If Excel had shown the first 17 digits, that would be helpful to pick out exactly what IEEE number is "underneath" the decimal number. In that case:
22222.0948199999 --> 22222.09481 99999 00
22222.09482 --> 22222.09481 99999 98
But showing 15 digits rounded in an incorrect way, is misleading and unhelpful.
Before anyone claims it is intentional, then why does 8.7
not show the same behavior? The nearest double-precision number to 8.7
is:
8.69999999999999 93
so it should show as 8.69999999999999
if this was intentional. But it does not.
Solution 2:
Excel stores numbers in IEEE 754 binary 64-bit floating point format. The key is "stores" - the change from decimal to binary takes place whenever a number is stored, not just when it is used in an actual calculation.
A nice article on this is at Understanding Floating Point Precision, aka “Why does Excel Give Me Seemingly Wrong Answers?”
It is possible to make a spreadsheet program that would handle really big numbers with a lot of significant digits. But it isn't terribly practical. Excel could have been designed to use the IEEE 754 decimal128 format, which allows for 34 decimal digits - more than enough to store 22222.09482. But instead it uses the far more common binary64 Double Precision format, which has 53 bits of precision, which is just under 16 digits. While you might think that would be enough for a number with only 10 digits in it, conversion from decimal to binary complicates things a bit - i.e., 2222209482 can be stored 100% correctly as a binary64 number, but 22222.09482 can not.

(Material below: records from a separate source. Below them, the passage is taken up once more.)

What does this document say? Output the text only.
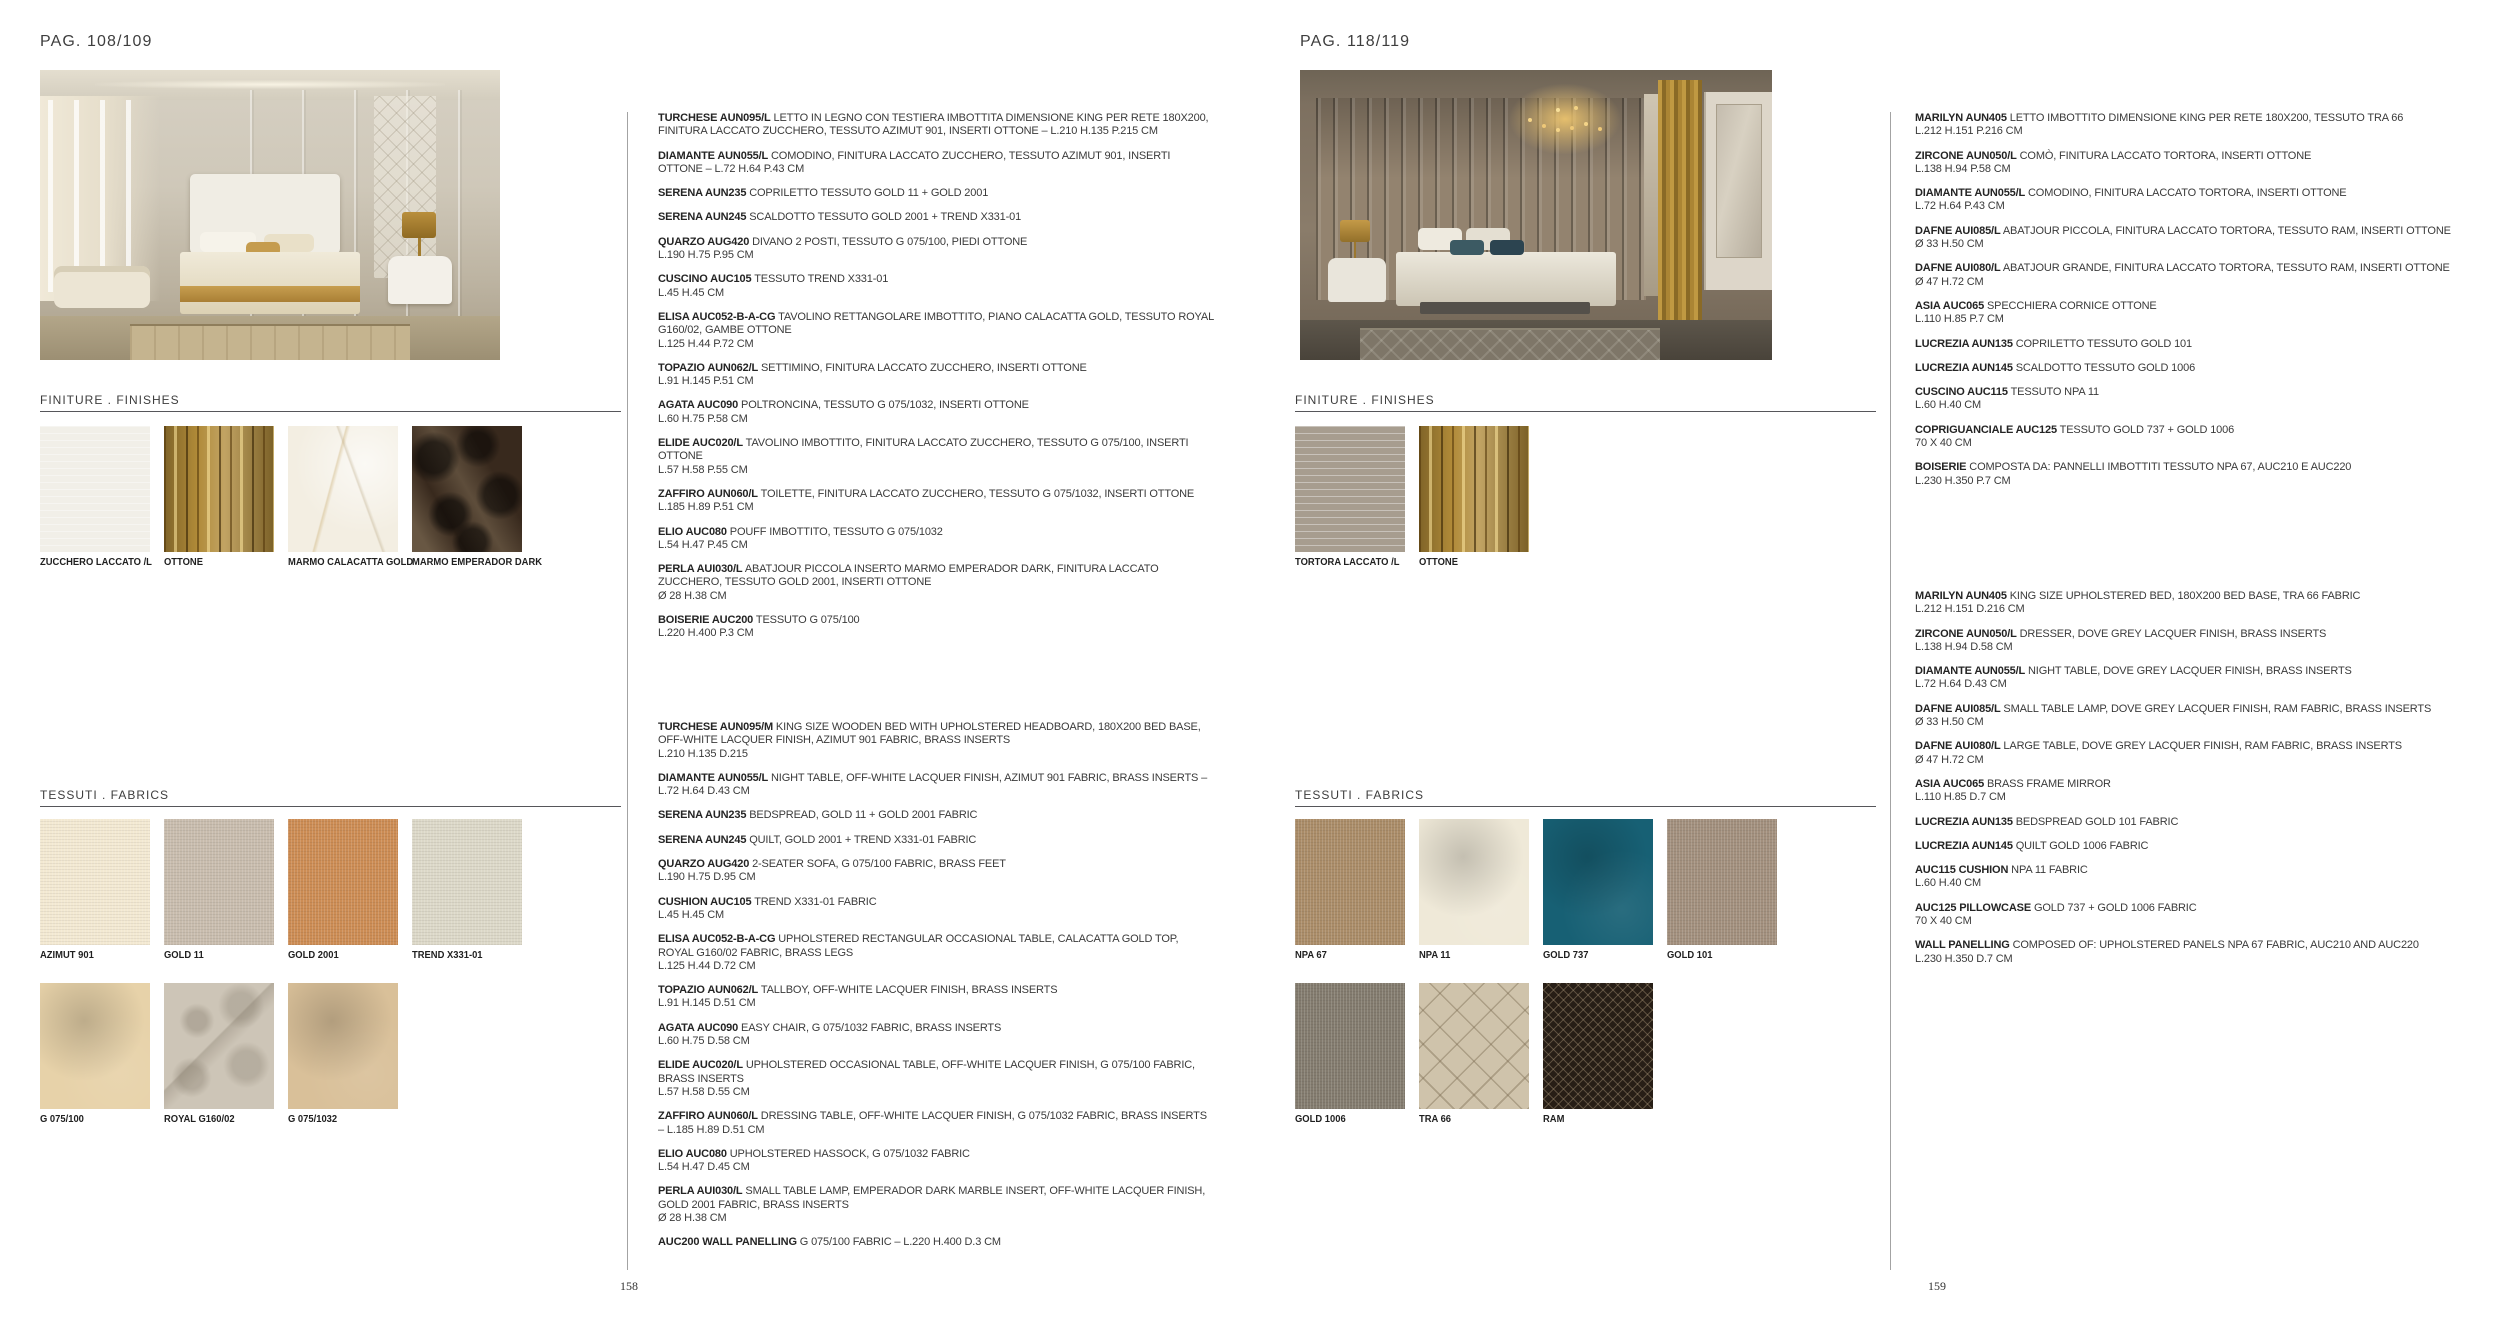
PAG. 108/109
FINITURE . FINISHES
ZUCCHERO LACCATO /L	OTTONE	MARMO CALACATTA GOLD
MARMO EMPERADOR DARK
TESSUTI . FABRICS
AZIMUT 901	GOLD 11	GOLD 2001	TREND X331-01
G 075/100	ROYAL G160/02	G 075/1032

TURCHESE AUN095/L LETTO IN LEGNO CON TESTIERA IMBOTTITA DIMENSIONE KING PER RETE 180X200, FINITURA LACCATO ZUCCHERO, TESSUTO AZIMUT 901, INSERTI OTTONE – L.210 H.135 P.215 CM

DIAMANTE AUN055/L COMODINO, FINITURA LACCATO ZUCCHERO, TESSUTO AZIMUT 901, INSERTI OTTONE – L.72 H.64 P.43 CM

SERENA AUN235 COPRILETTO TESSUTO GOLD 11 + GOLD 2001

SERENA AUN245 SCALDOTTO TESSUTO GOLD 2001 + TREND X331-01

QUARZO AUG420 DIVANO 2 POSTI, TESSUTO G 075/100, PIEDI OTTONE
L.190 H.75 P.95 CM

CUSCINO AUC105 TESSUTO TREND X331-01
L.45 H.45 CM

ELISA AUC052-B-A-CG TAVOLINO RETTANGOLARE IMBOTTITO, PIANO CALACATTA GOLD, TESSUTO ROYAL G160/02, GAMBE OTTONE
L.125 H.44 P.72 CM

TOPAZIO AUN062/L SETTIMINO, FINITURA LACCATO ZUCCHERO, INSERTI OTTONE
L.91 H.145 P.51 CM

AGATA AUC090 POLTRONCINA, TESSUTO G 075/1032, INSERTI OTTONE
L.60 H.75 P.58 CM

ELIDE AUC020/L TAVOLINO IMBOTTITO, FINITURA LACCATO ZUCCHERO, TESSUTO G 075/100, INSERTI OTTONE
L.57 H.58 P.55 CM

ZAFFIRO AUN060/L TOILETTE, FINITURA LACCATO ZUCCHERO, TESSUTO G 075/1032, INSERTI OTTONE
L.185 H.89 P.51 CM

ELIO AUC080 POUFF IMBOTTITO, TESSUTO G 075/1032
L.54 H.47 P.45 CM

PERLA AUI030/L ABATJOUR PICCOLA INSERTO MARMO EMPERADOR DARK, FINITURA LACCATO ZUCCHERO, TESSUTO GOLD 2001, INSERTI OTTONE
Ø 28 H.38 CM

BOISERIE AUC200 TESSUTO G 075/100
L.220 H.400 P.3 CM

TURCHESE AUN095/M KING SIZE WOODEN BED WITH UPHOLSTERED HEADBOARD, 180X200 BED BASE, OFF-WHITE LACQUER FINISH, AZIMUT 901 FABRIC, BRASS INSERTS
L.210 H.135 D.215

DIAMANTE AUN055/L NIGHT TABLE, OFF-WHITE LACQUER FINISH, AZIMUT 901 FABRIC, BRASS INSERTS – L.72 H.64 D.43 CM

SERENA AUN235 BEDSPREAD, GOLD 11 + GOLD 2001 FABRIC

SERENA AUN245 QUILT, GOLD 2001 + TREND X331-01 FABRIC

QUARZO AUG420 2-SEATER SOFA, G 075/100 FABRIC, BRASS FEET
L.190 H.75 D.95 CM

CUSHION AUC105 TREND X331-01 FABRIC
L.45 H.45 CM

ELISA AUC052-B-A-CG UPHOLSTERED RECTANGULAR OCCASIONAL TABLE, CALACATTA GOLD TOP, ROYAL G160/02 FABRIC, BRASS LEGS
L.125 H.44 D.72 CM

TOPAZIO AUN062/L TALLBOY, OFF-WHITE LACQUER FINISH, BRASS INSERTS
L.91 H.145 D.51 CM

AGATA AUC090 EASY CHAIR, G 075/1032 FABRIC, BRASS INSERTS
L.60 H.75 D.58 CM

ELIDE AUC020/L UPHOLSTERED OCCASIONAL TABLE, OFF-WHITE LACQUER FINISH, G 075/100 FABRIC, BRASS INSERTS
L.57 H.58 D.55 CM

ZAFFIRO AUN060/L DRESSING TABLE, OFF-WHITE LACQUER FINISH, G 075/1032 FABRIC, BRASS INSERTS – L.185 H.89 D.51 CM

ELIO AUC080 UPHOLSTERED HASSOCK, G 075/1032 FABRIC
L.54 H.47 D.45 CM

PERLA AUI030/L SMALL TABLE LAMP, EMPERADOR DARK MARBLE INSERT, OFF-WHITE LACQUER FINISH, GOLD 2001 FABRIC, BRASS INSERTS
Ø 28 H.38 CM

AUC200 WALL PANELLING G 075/100 FABRIC – L.220 H.400 D.3 CM

158
PAG. 118/119
FINITURE . FINISHES
TORTORA LACCATO /L	OTTONE
TESSUTI . FABRICS
NPA 67	NPA 11	GOLD 737	GOLD 101
GOLD 1006	TRA 66	RAM

MARILYN AUN405 LETTO IMBOTTITO DIMENSIONE KING PER RETE 180X200, TESSUTO TRA 66
L.212 H.151 P.216 CM

ZIRCONE AUN050/L COMÒ, FINITURA LACCATO TORTORA, INSERTI OTTONE
L.138 H.94 P.58 CM

DIAMANTE AUN055/L COMODINO, FINITURA LACCATO TORTORA, INSERTI OTTONE
L.72 H.64 P.43 CM

DAFNE AUI085/L ABATJOUR PICCOLA, FINITURA LACCATO TORTORA, TESSUTO RAM, INSERTI OTTONE
Ø 33 H.50 CM

DAFNE AUI080/L ABATJOUR GRANDE, FINITURA LACCATO TORTORA, TESSUTO RAM, INSERTI OTTONE
Ø 47 H.72 CM

ASIA AUC065 SPECCHIERA CORNICE OTTONE
L.110 H.85 P.7 CM

LUCREZIA AUN135 COPRILETTO TESSUTO GOLD 101

LUCREZIA AUN145 SCALDOTTO TESSUTO GOLD 1006

CUSCINO AUC115 TESSUTO NPA 11
L.60 H.40 CM

COPRIGUANCIALE AUC125 TESSUTO GOLD 737 + GOLD 1006
70 X 40 CM

BOISERIE COMPOSTA DA: PANNELLI IMBOTTITI TESSUTO NPA 67, AUC210 E AUC220
L.230 H.350 P.7 CM

MARILYN AUN405 KING SIZE UPHOLSTERED BED, 180X200 BED BASE, TRA 66 FABRIC
L.212 H.151 D.216 CM

ZIRCONE AUN050/L DRESSER, DOVE GREY LACQUER FINISH, BRASS INSERTS
L.138 H.94 D.58 CM

DIAMANTE AUN055/L NIGHT TABLE, DOVE GREY LACQUER FINISH, BRASS INSERTS
L.72 H.64 D.43 CM

DAFNE AUI085/L SMALL TABLE LAMP, DOVE GREY LACQUER FINISH, RAM FABRIC, BRASS INSERTS
Ø 33 H.50 CM

DAFNE AUI080/L LARGE TABLE, DOVE GREY LACQUER FINISH, RAM FABRIC, BRASS INSERTS
Ø 47 H.72 CM

ASIA AUC065 BRASS FRAME MIRROR
L.110 H.85 D.7 CM

LUCREZIA AUN135 BEDSPREAD GOLD 101 FABRIC

LUCREZIA AUN145 QUILT GOLD 1006 FABRIC

AUC115 CUSHION NPA 11 FABRIC
L.60 H.40 CM

AUC125 PILLOWCASE GOLD 737 + GOLD 1006 FABRIC
70 X 40 CM

WALL PANELLING COMPOSED OF: UPHOLSTERED PANELS NPA 67 FABRIC, AUC210 AND AUC220
L.230 H.350 D.7 CM

159
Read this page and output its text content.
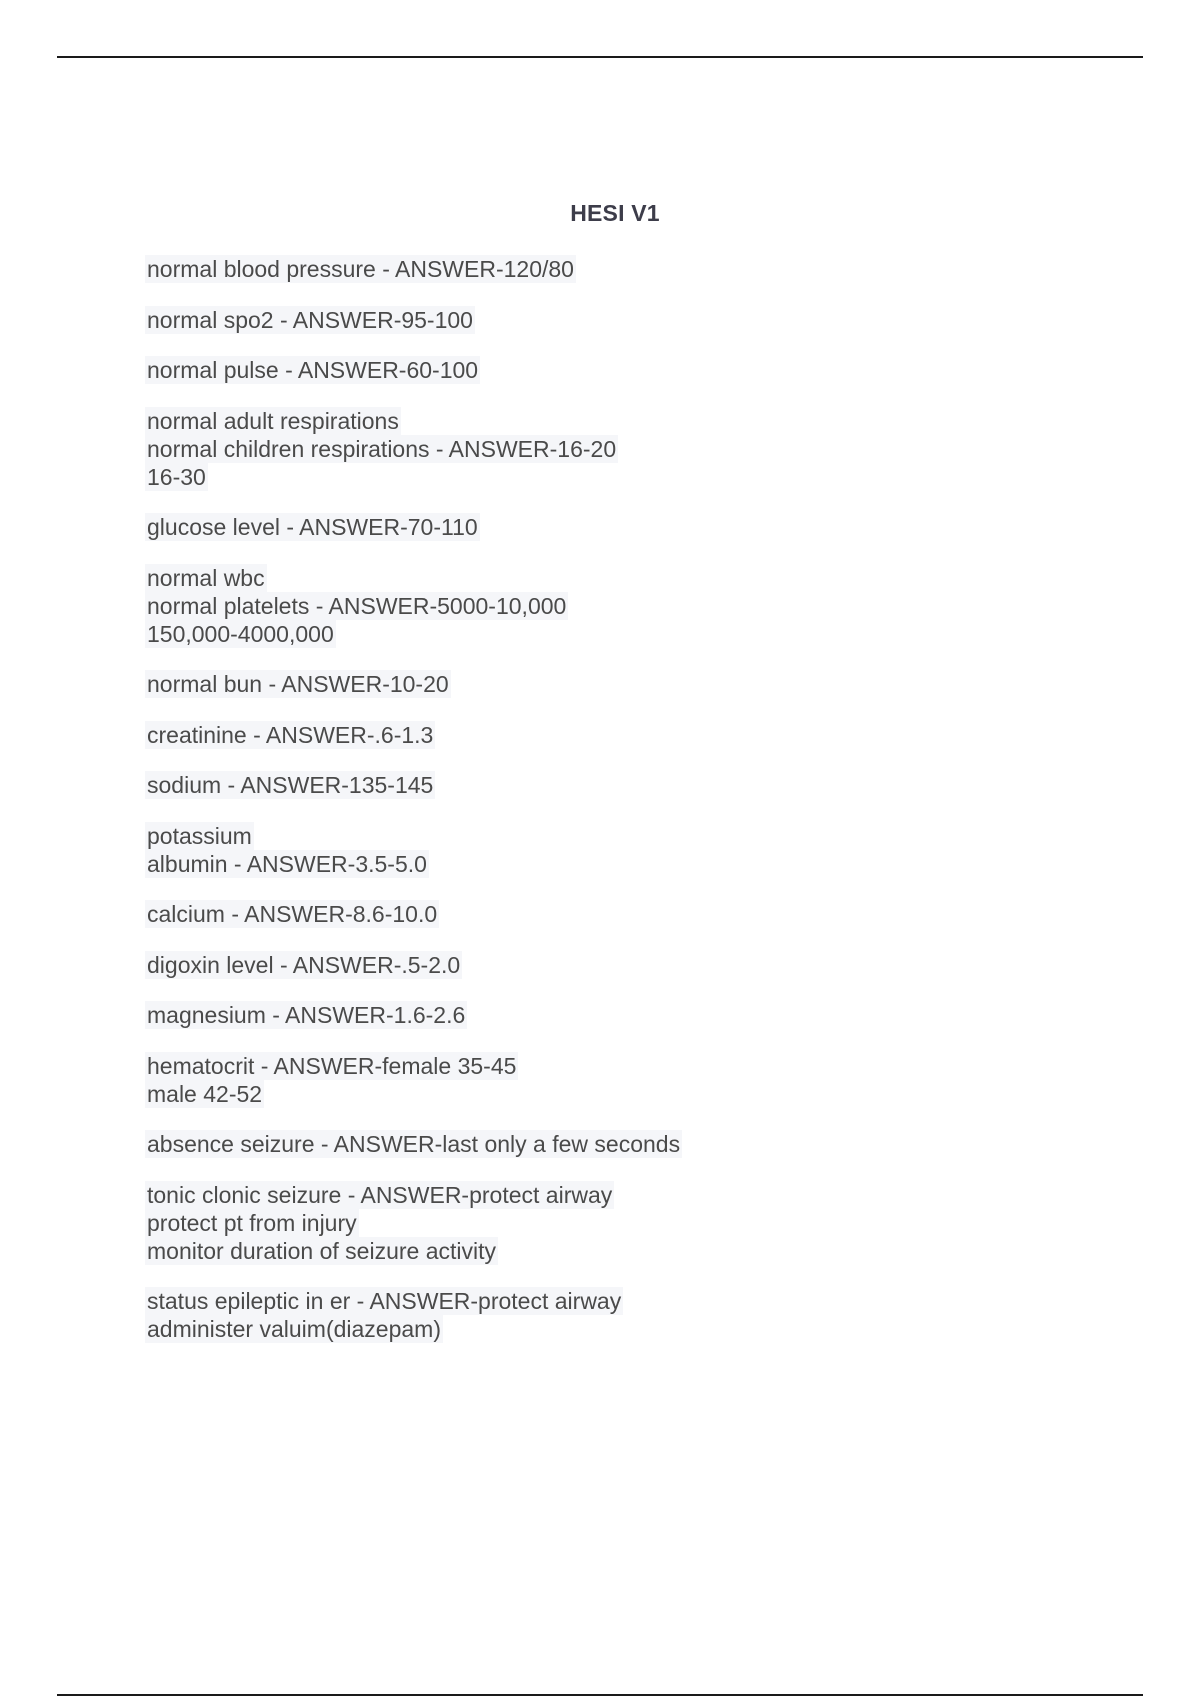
HESI V1
normal blood pressure - ANSWER-120/80
normal spo2 - ANSWER-95-100
normal pulse - ANSWER-60-100
normal adult respirations
normal children respirations - ANSWER-16-20
16-30
glucose level - ANSWER-70-110
normal wbc
normal platelets - ANSWER-5000-10,000
150,000-4000,000
normal bun - ANSWER-10-20
creatinine - ANSWER-.6-1.3
sodium - ANSWER-135-145
potassium
albumin - ANSWER-3.5-5.0
calcium - ANSWER-8.6-10.0
digoxin level - ANSWER-.5-2.0
magnesium - ANSWER-1.6-2.6
hematocrit - ANSWER-female 35-45
male 42-52
absence seizure - ANSWER-last only a few seconds
tonic clonic seizure - ANSWER-protect airway
protect pt from injury
monitor duration of seizure activity
status epileptic in er - ANSWER-protect airway
administer valuim(diazepam)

Keep in mind that typically spreadsheets are used for financial data, which typically does not require so many digits of precision, or for "what if" modeling in a variety of scenarios, where a super-high level of precision is not needed. There are certainly other tools (and probably other spreadsheet programs, but I haven't searched lately) that either by default or by special configuration settings can use a larger numeric format, but Excel isn't one of them.
For those who point out that LibreOffice handles this better, looks can be deceiving. See this post for more details. It seems that LibreOffice handles large numbers slightly differently but has the same basic 64-bit floating point representation with similar problems.